Review me Twice - Ashes by Ilsa J. Bick



So, for one, I had no idea this was a zombie book until I started reading it. The back doesn't really give you that much of a clue.  It just says that people change, some for the better, some for the worse.  So I was expecting some sort of super power something, but not zombies.

Which... I liked, because a lot of times you go in with a lot of preconceptions when you realize something is a zombie story.  I like that I didn't really have those for Ashes.  It really let me see Bick's zombies as she wanted, I think (which were animalistic, but adaptable creatures.)

She's also really good at making you turn pages.  I constantly was picking it up, reading it, wanting to know what happened and not being able to handle the cliff hangers.  Alex (our main character, not my co-blogger), was a well fleshed out, likable character.  I really like Ellie (an eight year old girl she kind of gets stuck with) and even Tom, our love interest.

But... halfway through the book, it's not about Tom and Ellie anymore.  They're not even in that part of the story and Alex... she's not the character that I fell in love with in the beginning of the book.  She becomes very complacent and stays in this place that she had been ready to run as fast as possible from when she first got there.

It ended with a TREMENDOUS cliff hanger that you kind of saw coming (in the sense that you knew something was wrong), but kind of didn't.  It made me want to read the second book, if nothing else, but I hope that we see more of Tom & Ellie in book two because the book was kind of dumb without them.

There are two almost-separate stories in this book. We start with Alex, who later meets up with Tom and Ellie, and then somewhere between halfway and 2/3 of the way in, it's just Alex. I usually hate this writing tactic, because I rush through the part with the lone character hoping to hear about the others again. I did not do that this time, and I think it's just because I liked the second half just as much as I liked the first. (Usually I don't, because you build all this great momentum with the first and then BAM here's a totally different pace and new group of people, deal with it. That still happened, but I was given fair warning and it didn't just suddenly happen.)

Only once before with this blog was I so entranced by a book we read that I was compelled to read the next book in the series (that was with Divergent). I have already read Shadows and I'm now reading Monsters.

After a while, you see a very heavy writing pattern emerge. (I didn't notice it until I was about 1/3 through Shadows, but in retrospect, it was there in Ashes too.) It's hard to describe, though.
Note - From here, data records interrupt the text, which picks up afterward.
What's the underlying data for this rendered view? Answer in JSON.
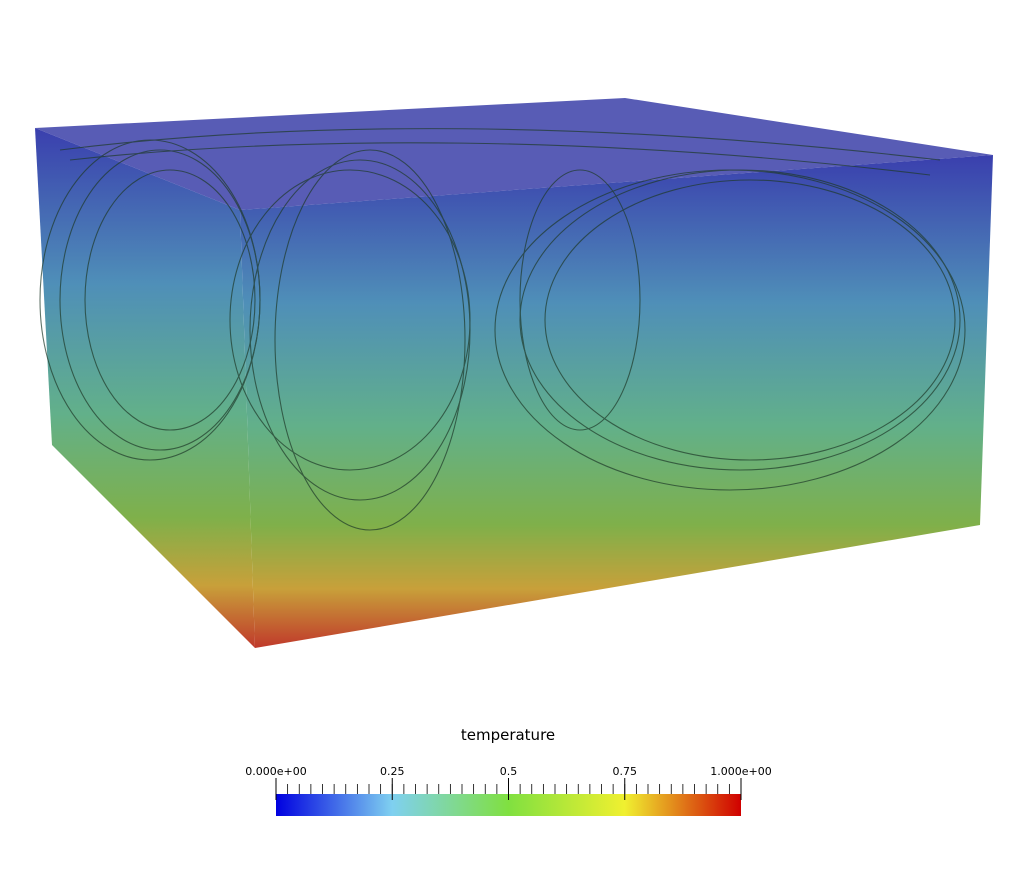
{
  "colorbar": {
    "title": "temperature",
    "range": [
      0,
      1
    ],
    "ticks": [
      {
        "value": 0,
        "label": "0.000e+00"
      },
      0.25,
      0.5,
      0.75,
      {
        "value": 1,
        "label": "1.000e+00"
      }
    ]
  }
}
It seems like, with every single chapter (after a while), our characters have more and more awfulness piled upon them. I mean, I've barely begun Monsters and with every page, you expect everyone to just drop dead because how could any of them possibly take any more?

But, my favorite thing about these books is that Bick is down-and-dirty. There is some sick, twisted stuff in these books. The first time you see one of the changed kids? I just suggest not eating while you read this one. It's awesome.